2002 年 10 巻 p. 101-114,139
本研究は, 韓国の元トップ・アスリートにインタビュー調査を行い,「競技キャリア」や体育特待生制度によって獲得した「学歴」が競技引退後に韓国の社会でどのような受け入れられていくのかを調査した研究である。
その結果によると,
(1) 韓国の競技スポーツが世界でスポーツ強国といえるまでに著しい成果を上げた一番の要因が体育特待生制度であり, その制度は学歴志向の韓国社会の大きな動きと連動したものであった。
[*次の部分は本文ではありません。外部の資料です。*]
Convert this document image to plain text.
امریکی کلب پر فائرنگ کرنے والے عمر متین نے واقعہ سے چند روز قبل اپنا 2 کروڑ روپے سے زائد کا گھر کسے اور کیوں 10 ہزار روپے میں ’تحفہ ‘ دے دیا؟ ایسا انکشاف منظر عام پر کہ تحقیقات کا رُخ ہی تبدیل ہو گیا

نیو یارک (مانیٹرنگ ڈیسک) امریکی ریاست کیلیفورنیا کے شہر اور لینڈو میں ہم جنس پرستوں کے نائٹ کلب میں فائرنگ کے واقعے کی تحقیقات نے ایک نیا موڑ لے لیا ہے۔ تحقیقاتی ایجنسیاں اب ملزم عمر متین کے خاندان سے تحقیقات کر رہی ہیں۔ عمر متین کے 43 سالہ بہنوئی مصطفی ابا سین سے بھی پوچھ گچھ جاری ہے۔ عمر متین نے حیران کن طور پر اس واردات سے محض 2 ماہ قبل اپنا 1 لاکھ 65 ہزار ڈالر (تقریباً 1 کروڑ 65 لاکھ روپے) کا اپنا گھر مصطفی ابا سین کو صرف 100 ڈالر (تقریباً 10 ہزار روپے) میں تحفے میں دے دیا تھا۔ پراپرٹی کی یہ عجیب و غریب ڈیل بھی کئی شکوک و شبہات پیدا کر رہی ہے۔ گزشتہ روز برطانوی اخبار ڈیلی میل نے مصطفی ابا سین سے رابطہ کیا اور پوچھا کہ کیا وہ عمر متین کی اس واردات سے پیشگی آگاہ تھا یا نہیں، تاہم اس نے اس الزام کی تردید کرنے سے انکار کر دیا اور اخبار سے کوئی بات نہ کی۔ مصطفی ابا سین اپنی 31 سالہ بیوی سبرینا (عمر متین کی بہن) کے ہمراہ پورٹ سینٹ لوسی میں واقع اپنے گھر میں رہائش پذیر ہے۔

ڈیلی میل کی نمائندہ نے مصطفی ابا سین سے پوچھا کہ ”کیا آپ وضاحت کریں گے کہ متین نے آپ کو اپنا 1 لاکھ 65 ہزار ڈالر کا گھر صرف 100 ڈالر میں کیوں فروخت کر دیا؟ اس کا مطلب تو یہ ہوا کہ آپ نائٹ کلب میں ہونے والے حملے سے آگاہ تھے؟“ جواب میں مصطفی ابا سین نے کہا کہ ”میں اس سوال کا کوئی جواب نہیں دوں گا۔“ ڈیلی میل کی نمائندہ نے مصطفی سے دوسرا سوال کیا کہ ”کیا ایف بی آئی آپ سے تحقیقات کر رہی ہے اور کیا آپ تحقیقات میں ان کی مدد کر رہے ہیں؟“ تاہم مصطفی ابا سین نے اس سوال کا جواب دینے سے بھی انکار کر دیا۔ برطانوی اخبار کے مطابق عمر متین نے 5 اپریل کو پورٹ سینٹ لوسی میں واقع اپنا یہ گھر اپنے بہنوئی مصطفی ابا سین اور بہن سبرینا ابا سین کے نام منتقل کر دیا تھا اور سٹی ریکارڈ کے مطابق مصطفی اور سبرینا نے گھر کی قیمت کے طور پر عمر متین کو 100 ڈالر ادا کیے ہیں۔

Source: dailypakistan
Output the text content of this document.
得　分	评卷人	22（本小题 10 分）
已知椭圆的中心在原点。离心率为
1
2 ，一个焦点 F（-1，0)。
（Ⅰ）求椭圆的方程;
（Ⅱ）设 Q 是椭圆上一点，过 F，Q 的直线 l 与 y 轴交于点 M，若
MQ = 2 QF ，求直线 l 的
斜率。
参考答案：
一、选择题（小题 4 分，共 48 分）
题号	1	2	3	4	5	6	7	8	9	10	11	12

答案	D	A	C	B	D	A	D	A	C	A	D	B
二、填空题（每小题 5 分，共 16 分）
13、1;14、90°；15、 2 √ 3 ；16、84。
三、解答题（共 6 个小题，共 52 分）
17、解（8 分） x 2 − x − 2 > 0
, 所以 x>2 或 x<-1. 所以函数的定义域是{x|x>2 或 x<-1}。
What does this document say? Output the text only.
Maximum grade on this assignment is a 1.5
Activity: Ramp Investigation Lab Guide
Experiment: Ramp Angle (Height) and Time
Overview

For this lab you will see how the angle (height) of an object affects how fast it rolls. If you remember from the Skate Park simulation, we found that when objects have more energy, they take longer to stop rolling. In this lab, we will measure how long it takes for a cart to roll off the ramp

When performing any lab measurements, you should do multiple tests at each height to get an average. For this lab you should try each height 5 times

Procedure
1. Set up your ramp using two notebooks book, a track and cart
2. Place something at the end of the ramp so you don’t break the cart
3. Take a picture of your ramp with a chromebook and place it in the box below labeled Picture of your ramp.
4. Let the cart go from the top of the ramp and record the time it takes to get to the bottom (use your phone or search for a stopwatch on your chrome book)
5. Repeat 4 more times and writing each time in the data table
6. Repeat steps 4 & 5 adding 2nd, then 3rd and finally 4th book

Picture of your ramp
(2) 体育特待生制度を利用して大学まで進学し, かつ競技でよい成績をおさめた人でも, その「競技キャリア」およびそれに随伴する「学歴」がそのまま引退後の生活にうまく生かされることは少なく, 自身の「戦略」的な選択が必要とされる。また, 競技キャリアが引退後の社会活動に役立つのは, オリンピック入賞レベルの競技者が有利な状況であった。
国家やスポーツ関係者は, 個人の競技者がスポーツを通じて蓄積したキャリアをどの社会分野に活用できるかについて検討すべきであり, そういったことを可能にさせる制度的な支援対策を講じるべきである。